Je m’appelle Jessica, j’ai 24 ans et je suis quelqu’une de nature sensible et très émotive. Je me souviens d’un jour où j’étais au téléphone avec des amies et l’une nous racontait l’histoire d’un garçon de 7 ans qui se faisait taper et séquestrer par sa mère : c’était un enfant non désiré et qui, finalement, en est mort. Je vous passe les détails mais quand elle a terminé son histoire, j’en avais les larmes aux yeux et je me suis sentie mal toute la soirée alors que mes amies ont su très rapidement changer de sujet. En réalité, je me suis sentie mal car quand elle racontait l’histoire, je me mettais à la place du garçon pour vraiment comprendre l’histoire et de ce fait, j’ai ressenti un mal-être profond en moi.
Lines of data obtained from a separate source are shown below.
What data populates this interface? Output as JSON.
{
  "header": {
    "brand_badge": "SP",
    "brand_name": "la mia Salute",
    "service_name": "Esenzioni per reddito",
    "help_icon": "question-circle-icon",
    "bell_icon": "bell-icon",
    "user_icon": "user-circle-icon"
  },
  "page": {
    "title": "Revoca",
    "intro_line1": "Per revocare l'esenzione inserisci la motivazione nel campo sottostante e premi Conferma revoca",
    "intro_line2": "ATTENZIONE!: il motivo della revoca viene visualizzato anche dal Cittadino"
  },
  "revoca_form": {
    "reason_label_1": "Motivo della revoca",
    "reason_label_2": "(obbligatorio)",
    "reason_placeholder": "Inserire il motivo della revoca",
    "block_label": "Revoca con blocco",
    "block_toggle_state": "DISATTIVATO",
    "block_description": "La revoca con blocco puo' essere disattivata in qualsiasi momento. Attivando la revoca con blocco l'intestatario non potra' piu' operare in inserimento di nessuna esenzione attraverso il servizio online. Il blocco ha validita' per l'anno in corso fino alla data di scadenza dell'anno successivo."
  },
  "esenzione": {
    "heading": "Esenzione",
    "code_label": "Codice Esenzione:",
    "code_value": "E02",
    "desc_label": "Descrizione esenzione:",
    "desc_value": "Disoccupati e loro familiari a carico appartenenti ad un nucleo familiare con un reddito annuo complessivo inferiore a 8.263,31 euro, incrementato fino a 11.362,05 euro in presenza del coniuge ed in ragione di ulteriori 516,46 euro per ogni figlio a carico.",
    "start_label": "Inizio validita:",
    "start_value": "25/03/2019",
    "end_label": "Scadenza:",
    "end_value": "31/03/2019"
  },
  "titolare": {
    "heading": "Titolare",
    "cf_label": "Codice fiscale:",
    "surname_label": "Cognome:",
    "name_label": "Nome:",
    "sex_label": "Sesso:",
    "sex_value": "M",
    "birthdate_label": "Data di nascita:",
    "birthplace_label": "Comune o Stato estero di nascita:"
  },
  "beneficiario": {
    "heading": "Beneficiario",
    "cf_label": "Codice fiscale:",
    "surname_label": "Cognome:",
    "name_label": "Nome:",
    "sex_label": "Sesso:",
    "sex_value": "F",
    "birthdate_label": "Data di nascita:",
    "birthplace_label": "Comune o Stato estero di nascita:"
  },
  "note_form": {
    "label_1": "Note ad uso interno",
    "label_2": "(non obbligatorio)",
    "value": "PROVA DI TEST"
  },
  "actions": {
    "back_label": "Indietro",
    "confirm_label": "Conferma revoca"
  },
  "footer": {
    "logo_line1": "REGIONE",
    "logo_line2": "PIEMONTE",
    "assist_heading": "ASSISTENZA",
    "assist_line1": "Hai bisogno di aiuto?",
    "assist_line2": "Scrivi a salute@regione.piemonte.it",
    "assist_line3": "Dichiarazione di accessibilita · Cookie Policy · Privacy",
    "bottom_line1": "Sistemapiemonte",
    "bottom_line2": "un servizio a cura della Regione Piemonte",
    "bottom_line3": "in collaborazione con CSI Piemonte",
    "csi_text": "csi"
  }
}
Partager les sentiments des autres

L’empathie est une qualité mais celle-ci n’est pas toujours nécessairement facile à porter. Si une personne est de bonne humeur, une personne empathique va recevoir ces bonnes énergies et être de bonne humeur. À l’inverse, quand quelqu’un va très mal ou passe par une mauvaise phase de sa vie et qu’elle communique avec une personne empathique, celle-ci va assimiler toutes les ondes négatives et les ressentir pour, au final, se sentir mal, triste voire parfois déprimée.

Mal à cause d’un film

Si je vous parle de ça, c’est pour partager mon vécu et peut-être rassurer une personne qui, comme moi, pourrait se demander pourquoi elle ressent les choses si intensément. Je me rappelle très bien de la première fois où j’ai compris que j’avais énormément d’empathie. J’avais 17 ans et j’ai regardé le film « Lolita » (1) dans lequel une fille de 11 ans perd sa maman et doit vivre avec son beau-père que sa mère venait juste d’épouser. Le beau-père tombe amoureux de la petite Lolita et, de là, naît une relation incestuelle beau-père – belle-fille. Même si je sentais que ce film me rendait triste et en colère, je continuais à le regarder par curiosité. Après avoir fini le film, je me suis sentie mal à en faire des cauchemars pendant plus d’une semaine. Je ne supportais pas l’idée qu’une fille puisse être sous le pouvoir de son beau-père qui profitait d’elle. Car même si, ici, il s’agit juste d’une fiction, cette réalité existe bel et bien et j’avais du mal à accepter cela. Du coup, je me suis dit que j’allais arrêter de regarder des films qui me rendaient mal. Mais ma curiosité est parfois plus forte. Quand on est empathique, on a cet aspect d’adorer l’être humain et de vouloir le comprendre et l’aider.

Vivre avec

Je veux donc donner un conseil que je me donne également à moi-même : si vous voulez absolument voir un film, un documentaire ou encore une série qui, vous le savez, sera difficile à regarder pour vous, faites-le en journée, avec quelqu’un et de préférence pas en hiver. Si cela ne marche toujours pas, arrêtez de regarder des choses qui peuvent vous rendre mal. C’est une qualité d’être sensible et d’avoir de l’empathie, donc ne la retournez pas contre vous.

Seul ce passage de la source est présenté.